I just want the OPERATION in math, not a string.
To have an operation, you must have code. One way of doing this is to have a method like
public static double ex(double factor) {
return factor * 0.98;
}
or if the factor is a field
private double factor = 600;
public double ex() {
return factor * 98 / 100;
}
public static void main(String... ignored) {
Main m = new Main();
System.out.println("factor: "+m.factor+" ex: "+ m.ex());
m.factor = 700;
System.out.println("factor: "+m.factor+" ex: "+ m.ex());
}
prints
factor: 600.0 ex: 588.0
factor: 700.0 ex: 686.0
As you can see ex() is re-evaluated each time it is used.
Why do I * 98 / 100? I do this as each value can be represented exactly however 0.98 is not represent exactly and can have a small error.

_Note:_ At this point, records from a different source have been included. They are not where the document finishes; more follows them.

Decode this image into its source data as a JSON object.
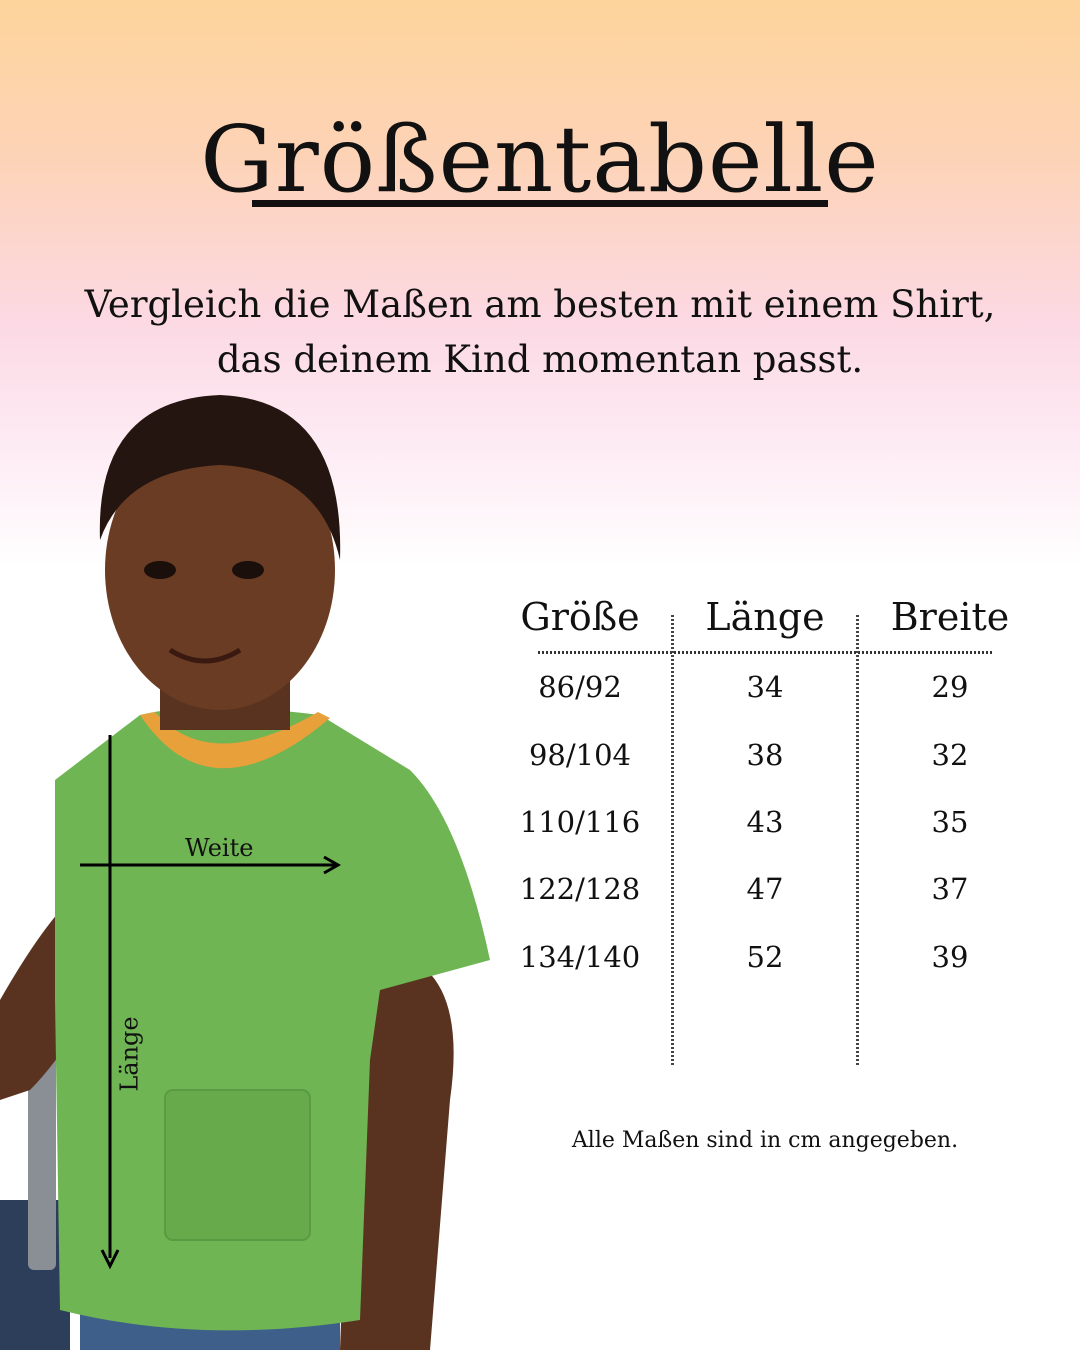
{
  "title": "Größentabelle",
  "subtitle": [
    "Vergleich die Maßen am besten mit einem Shirt,",
    "das deinem Kind momentan passt."
  ],
  "table": {
    "headers": [
      "Größe",
      "Länge",
      "Breite"
    ],
    "rows": [
      [
        "86/92",
        "34",
        "29"
      ],
      [
        "98/104",
        "38",
        "32"
      ],
      [
        "110/116",
        "43",
        "35"
      ],
      [
        "122/128",
        "47",
        "37"
      ],
      [
        "134/140",
        "52",
        "39"
      ]
    ]
  },
  "note": "Alle Maßen sind in cm angegeben.",
  "photo": {
    "measure_width_label": "Weite",
    "measure_length_label": "Länge",
    "shirt_color": "#6fb553",
    "collar_color": "#e8a03a"
  }
}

System.out.println(new BigDecimal(0.98));
prints the closest representable value to 0.98
0.979999999999999982236431605997495353221893310546875
If you want to store text you need to do something like
String ex = "600 * 0.98";
An int value is for storing a whole number which is a 32-bit signed value, nothing else.
Uhhh.
The short answer is that you can't do that. A variable of type int can only store an integer value. The expression you assign to the int has to evaluate to an integer.
What integer value do you want assigned to ex?
int ex = 588; // 600 * 0.98
What meaning are you associating with the asterisk between two numeric values that is not multiplication?